Just a few months ago the nation was shocked to see the destruction the HIV epidemic unleashed during the broadcast of It’s A Sin. Thankfully those heartbreaking scenes of people left to die on their own in hospital beds and lives being cut short are a thing of the past. But that stigma we saw on screen, the fear and misunderstanding of HIV among many, that sticks to this day.

The fear from the 1980s still looms large over conversations about HIV and is one of the reasons why there are still 6,700 people living with HIV but are undiagnosed. It also explains why people living with HIV are twice as likely to experience poor mental health, including depression, anxiety, and isolation, with stigma often fuelling these experiences. At a recent roundtable on the issue, organised in association with Terrence Higgins Trust, one participant said ‘living with HIV-stigma is worse than living with the HIV virus’.

Mental health and HIV are intertwined for a number of reasons. People living with HIV are more likely to have poor mental health and people with poor mental health are more likely to be at increased risk of HIV. Groups that HIV impacts most already face multi-levels of discrimination, including gay and bisexual men, trans people, Black African and other minority ethnic communities, and migrants.

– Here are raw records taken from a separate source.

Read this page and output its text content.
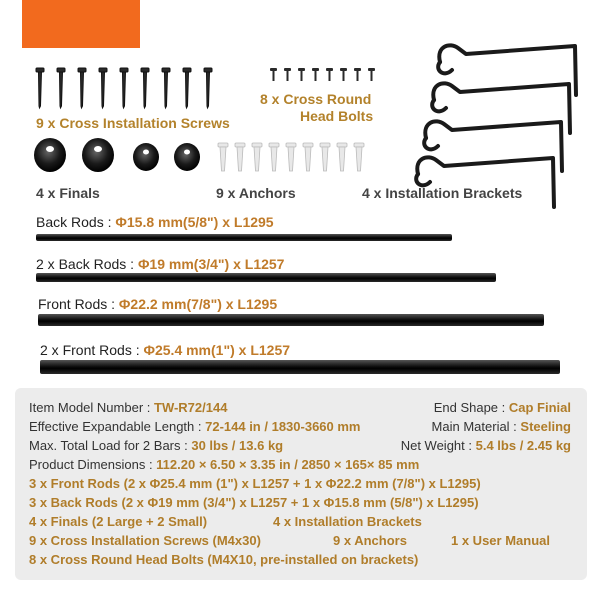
9 x Cross Installation Screws
8 x Cross Round
Head Bolts
4 x Finals	9 x Anchors	4 x Installation Brackets
Back Rods : Φ15.8 mm(5/8") x L1295
2 x Back Rods : Φ19 mm(3/4") x L1257
Front Rods : Φ22.2 mm(7/8") x L1295
2 x Front Rods : Φ25.4 mm(1") x L1257
Item Model Number : TW-R72/144	End Shape : Cap Finial
Effective Expandable Length : 72-144 in / 1830-3660 mm	Main Material : Steeling
Max. Total Load for 2 Bars : 30 lbs / 13.6 kg	Net Weight : 5.4 lbs / 2.45 kg
Product Dimensions : 112.20 × 6.50 × 3.35 in / 2850 × 165× 85 mm
3 x Front Rods (2 x Φ25.4 mm (1") x L1257 + 1 x Φ22.2 mm (7/8") x L1295)
3 x Back Rods (2 x Φ19 mm (3/4") x L1257 + 1 x Φ15.8 mm (5/8") x L1295)
4 x Finals (2 Large + 2 Small)	4 x Installation Brackets
9 x Cross Installation Screws (M4x30)	9 x Anchors	1 x User Manual
8 x Cross Round Head Bolts (M4X10, pre-installed on brackets)
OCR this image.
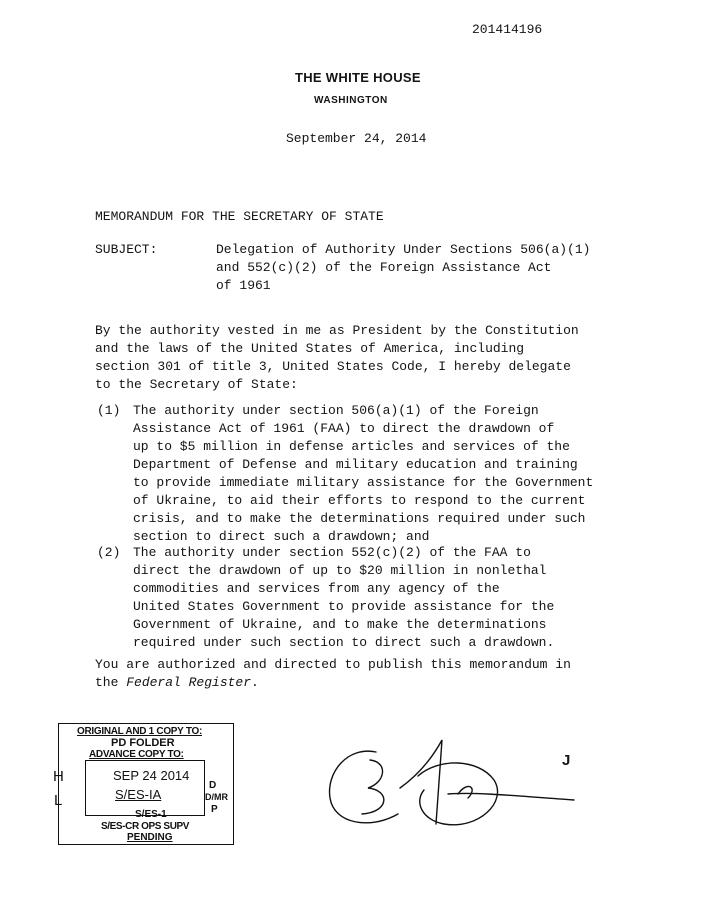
201414196
THE WHITE HOUSE
WASHINGTON
September 24, 2014
MEMORANDUM FOR THE SECRETARY OF STATE
SUBJECT:	Delegation of Authority Under Sections 506(a)(1)
and 552(c)(2) of the Foreign Assistance Act
of 1961
By the authority vested in me as President by the Constitution
and the laws of the United States of America, including
section 301 of title 3, United States Code, I hereby delegate
to the Secretary of State:
(1) The authority under section 506(a)(1) of the Foreign
Assistance Act of 1961 (FAA) to direct the drawdown of
up to $5 million in defense articles and services of the
Department of Defense and military education and training
to provide immediate military assistance for the Government
of Ukraine, to aid their efforts to respond to the current
crisis, and to make the determinations required under such
section to direct such a drawdown; and
(2) The authority under section 552(c)(2) of the FAA to
direct the drawdown of up to $20 million in nonlethal
commodities and services from any agency of the
United States Government to provide assistance for the
Government of Ukraine, and to make the determinations
required under such section to direct such a drawdown.
You are authorized and directed to publish this memorandum in
the Federal Register.
ORIGINAL AND 1 COPY TO:
PD FOLDER
ADVANCE COPY TO:
SEP 24 2014
S/ES-IA
S/ES-1
S/ES-CR OPS SUPV
PENDING
H
L
D
D/MR
P
J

Despite the clear need to have comprehensive and tailored mental health support, people living with HIV continue to be let down. According to a report by the All-Party Parliamentary Group on HIV/AIDS, 40% of HIV clinics have no psychological or mental health support within the clinic. This leaves people either unable to access any mental health support at all or relying on general mental health services, where there is often limited understanding of HIV.

The national HIV Commission found that it’s within healthcare services that people living with HIV encounter the highest levels of stigma and discrimination related to their HIV status. Cases of professionals ‘double-gloving’ and only offering people living with HIV appointments at the end of the day still happen.

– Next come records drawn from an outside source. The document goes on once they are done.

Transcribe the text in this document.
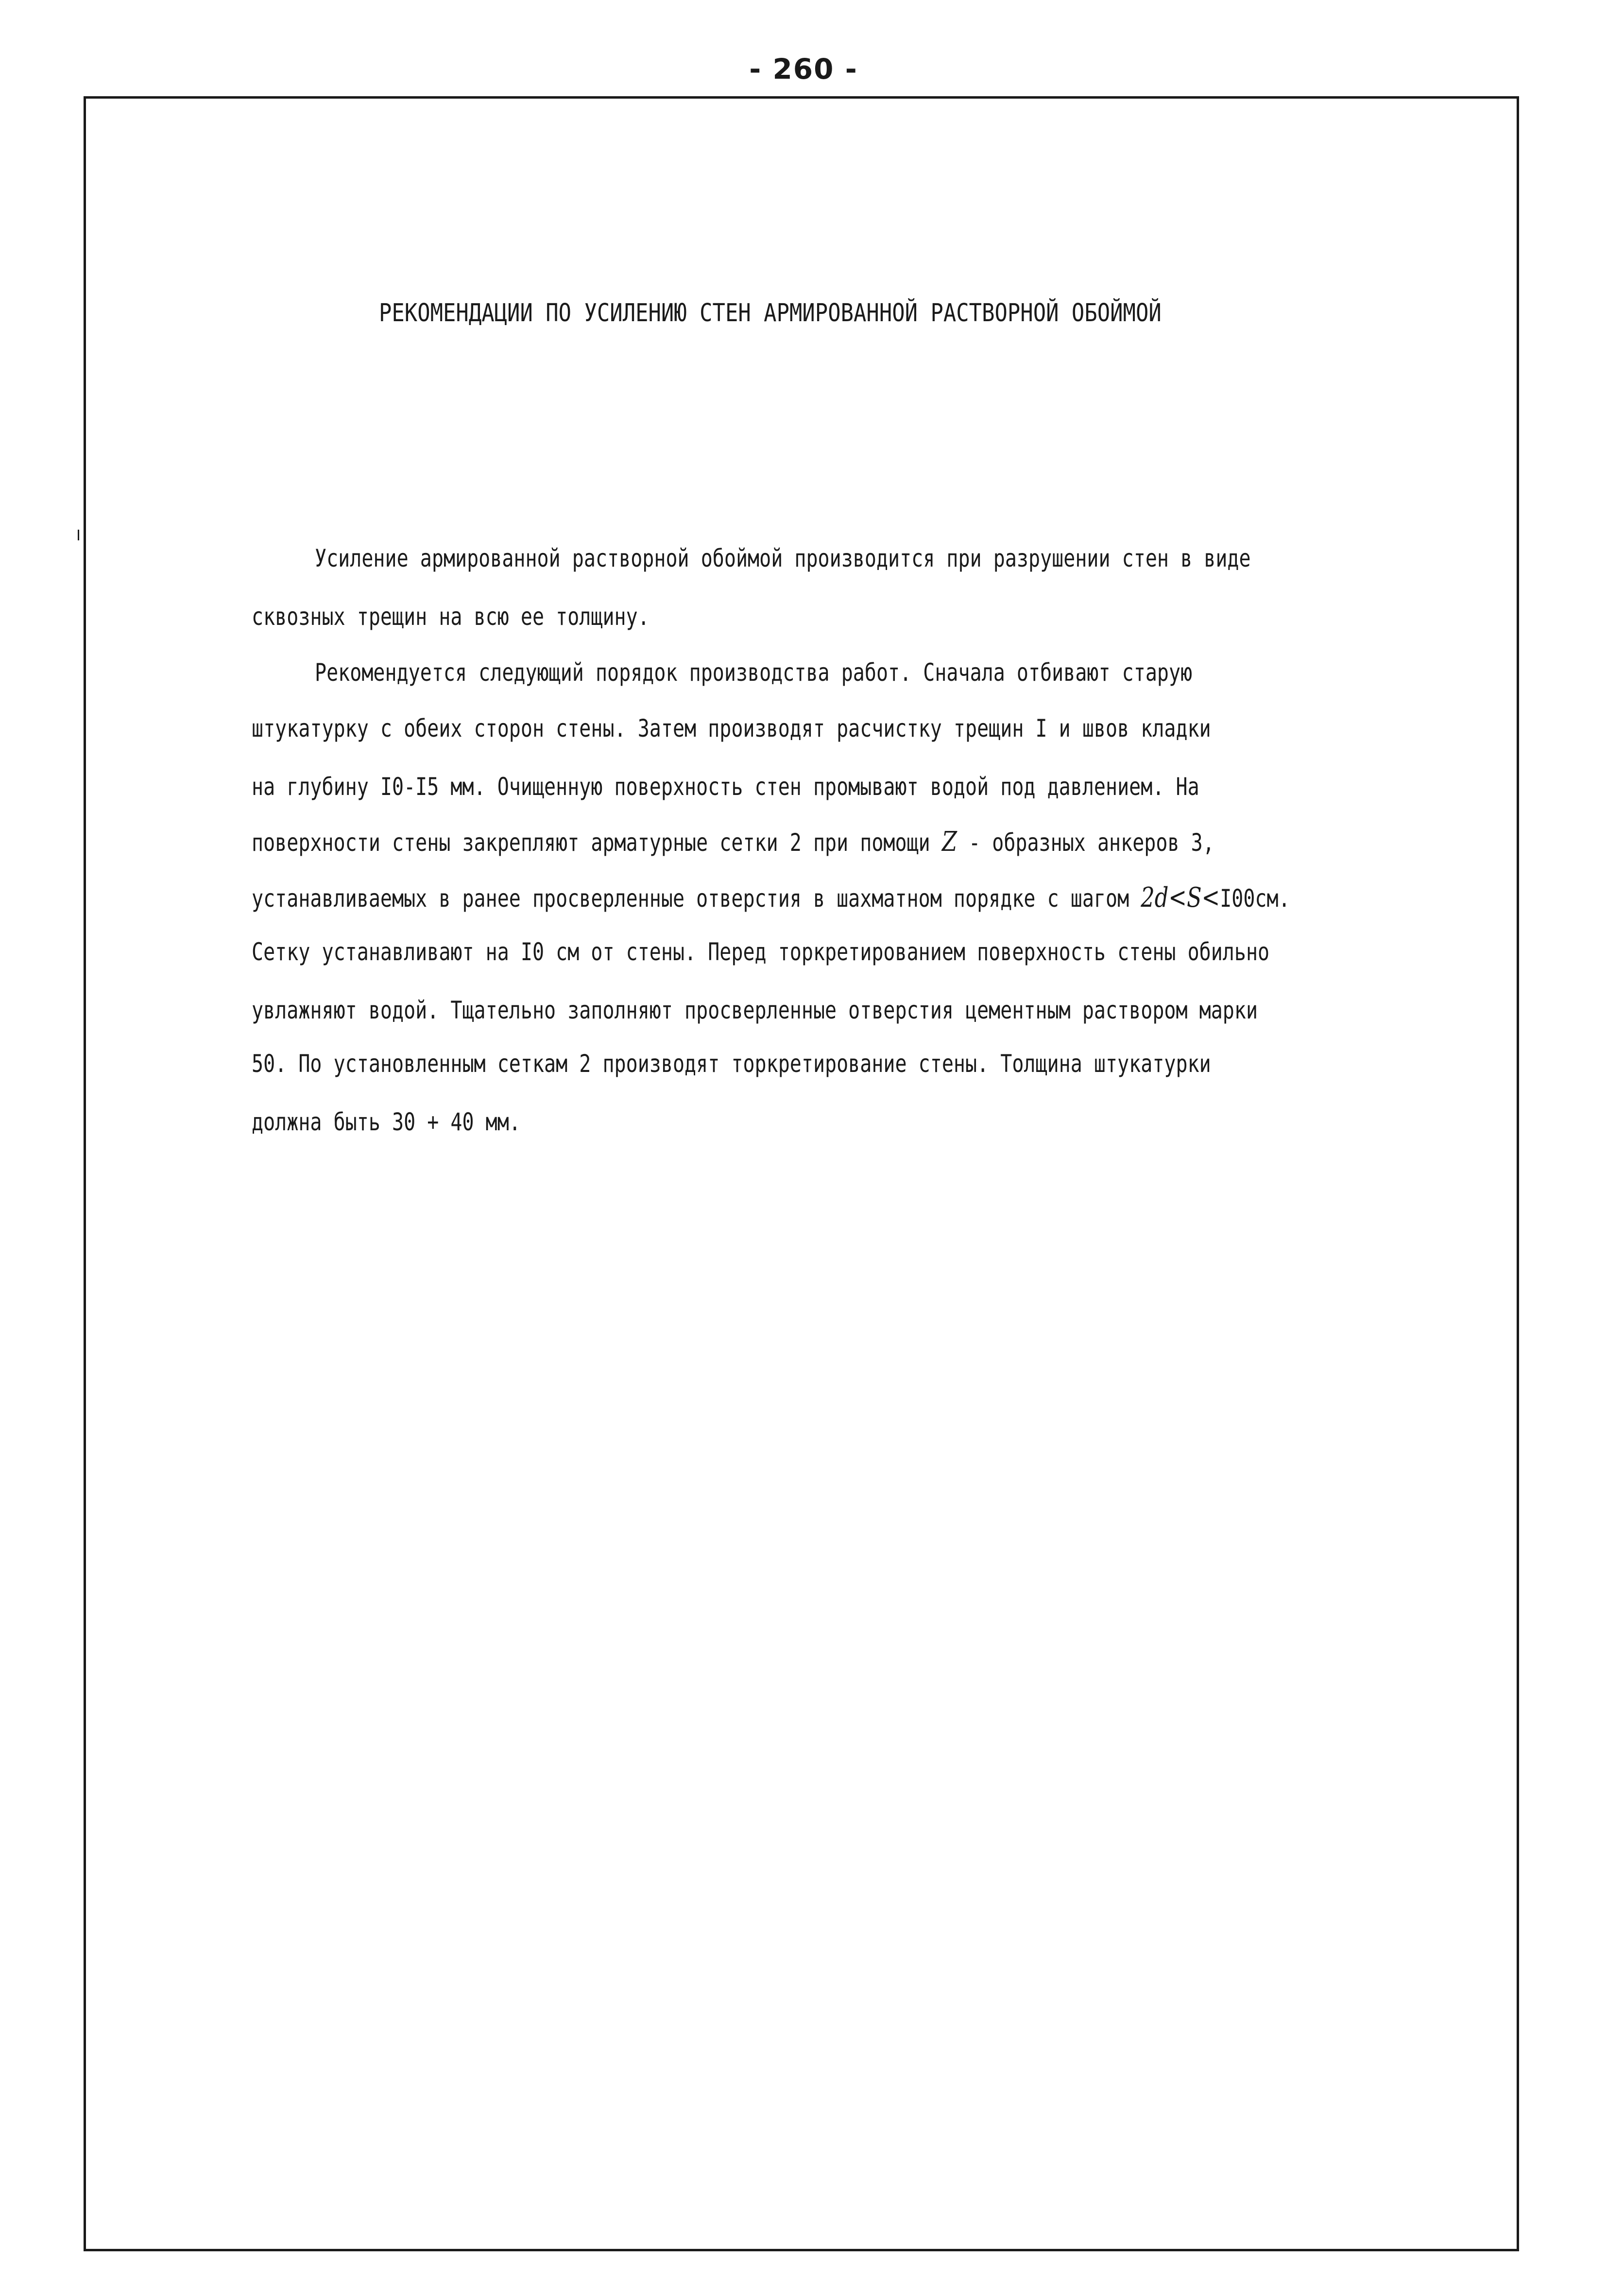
- 260 -
РЕКОМЕНДАЦИИ ПО УСИЛЕНИЮ СТЕН АРМИРОВАННОЙ РАСТВОРНОЙ ОБОЙМОЙ
Усиление армированной растворной обоймой производится при разрушении стен в виде
сквозных трещин на всю ее толщину.
Рекомендуется следующий порядок производства работ. Сначала отбивают старую
штукатурку с обеих сторон стены. Затем производят расчистку трещин I и швов кладки
на глубину I0-I5 мм. Очищенную поверхность стен промывают водой под давлением. На
поверхности стены закрепляют арматурные сетки 2 при помощи Z - образных анкеров 3,
устанавливаемых в ранее просверленные отверстия в шахматном порядке с шагом 2d<S<I00см.
Сетку устанавливают на I0 см от стены. Перед торкретированием поверхность стены обильно
увлажняют водой. Тщательно заполняют просверленные отверстия цементным раствором марки
50. По установленным сеткам 2 производят торкретирование стены. Толщина штукатурки
должна быть 30 + 40 мм.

We need a long-term approach to ridding this stigma within our health and social care settings by providing regular and robust training for professionals so they understand the modern-day realities of HIV.

Evidence tells us that the better someone’s mental health, the more likely they are to take their daily HIV medication, be physically well and not be able to pass on the virus, known as becoming undetectable. The right support for those living with depression sees an 83% increase in successful HIV medication adherence. Despite the clear public health benefits to treating mental health issues in people living with HIV, it is usually not until someone reaches a crisis point in their mental health that they are offered the appropriate support.

I applaud the work of Terrence Higgins Trust that over the last 12 months has expanded its support services to provide free online counselling to anyone living with HIV in the UK. This has been a lifeline for many people who have experienced loneliness and isolation during the national lockdown. The charity has also been providing regular wellbeing and resilience sessions to be there for people living with HIV during a time that has put a real strain on people’s mental health.

But we need to see the Government step upon mental health support too. Ministers have promised to end new cases of HIV in England within the decade. This is something I wholeheartedly support. Better mental health is integral, not an add-on.

Matt Hancock has pledged to publish a new HIV Action Plan this year that will set out the roadmap to 2030. This plan must be worthy of its name by providing a robust commitment to fund mental health services for people living with HIV and roll out a new public health awareness campaign to tackle the stigma that has stubbornly stuck over the decades.

We have all the tools to end new cases of HIV and we know what works, now we need to use them all.

Rosena Allin-Khan is the Shadow Minister for Mental Health.